Each of the charges in question was expressly authorized by order of the District Court. Whatever be the true construction of the act in the particulars under discussion, it seems hardly doubtful that the determination of the referee’s expenses thereunder is within the general jurisdiction of that court under the act, nor that the court has power upon investigation to determine the actual expense of services like those in question and by order to authorize a charge therefor, as was done in this case. If so, such orders and charges in conformity therewith cannot be collaterally attacked. U. S. v. Brainerd, supra, citing authorities. The clerk is bound to obey and recognize them.

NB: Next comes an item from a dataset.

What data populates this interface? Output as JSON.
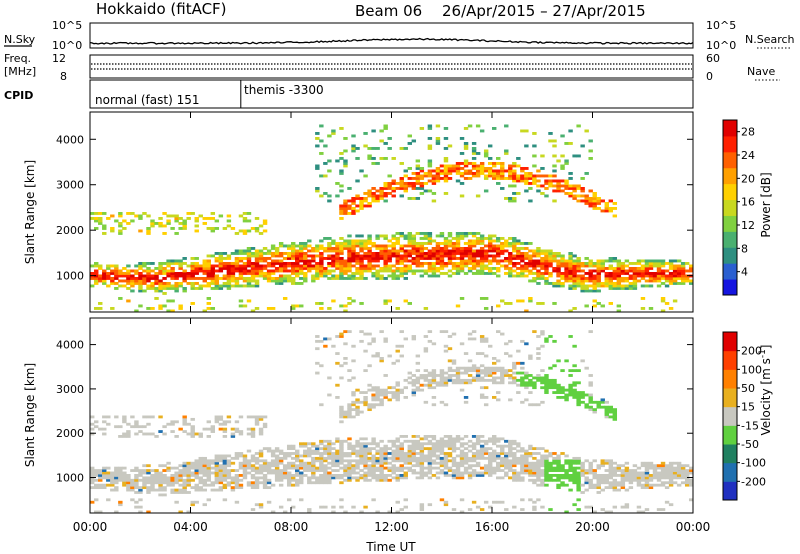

If the Department of Justice desires to question such orders or expenses, it should do so by intervening in a bankruptcy case and attacking them directly, if it has standing to do so — which I doubt.» It would seem to me that the questions are to be dealt with by the Supreme Court under General Orders if it see fit to do so; otherwise, by the District Courts.
This would be sufficient to dispose of the present case and to require an order granting the prayer of the petition. But as the statutory authority for each of the several charges in question has been discussed, and is the question at the base of the controversy, it is, perhaps, advisable 'to consider the charges on the merit in the present proceeding.
“In regard to the allowance of clerk hire, the court is of opinion that no referee can, without the aid of a clerk or such other officer as he may require, discharge his public duties. ' This is a matter largely within the discretion of the referee, which discretion, if abused, would justify the court in removing him. While Bankr. Act, § 64b, par. 3, does not mention clerk hire as being embraced in the cost of administration, yet the paragraph does not forbid it, and this court is of opinion that it is a necessary incident to the referee, in the due administration of his office, as he is, in fact, the judge of the bankrupt court.”
In these views I fully concur. A referee is not obliged under the act to perform all the clerical work of his office himself. He may, where reasonably necessary, hire clerical assistance, and the expense thereof is properly chargeable against the case in which it is used. The charges here in question for notices are in substance a charge for clerk hire. While not arrived at by timing the clerks on this particular case, they are the result of careful calculation and represent the average cost of the work done. They seem to me to be allowable as •to the notices sent by the referee.
It should perhaps be stated as to all the items under discussion that the referee derives no financial benefit therefrom. They are fixed as accurately as may be to provide an income equal to the actual expenses; and the balance year in and year out is very nearly even.
The result is that as to each of the several items in question the referee is entitled to charge therefor and the sum in question should be paid to him by the clerk. An order may be ordered to that effect.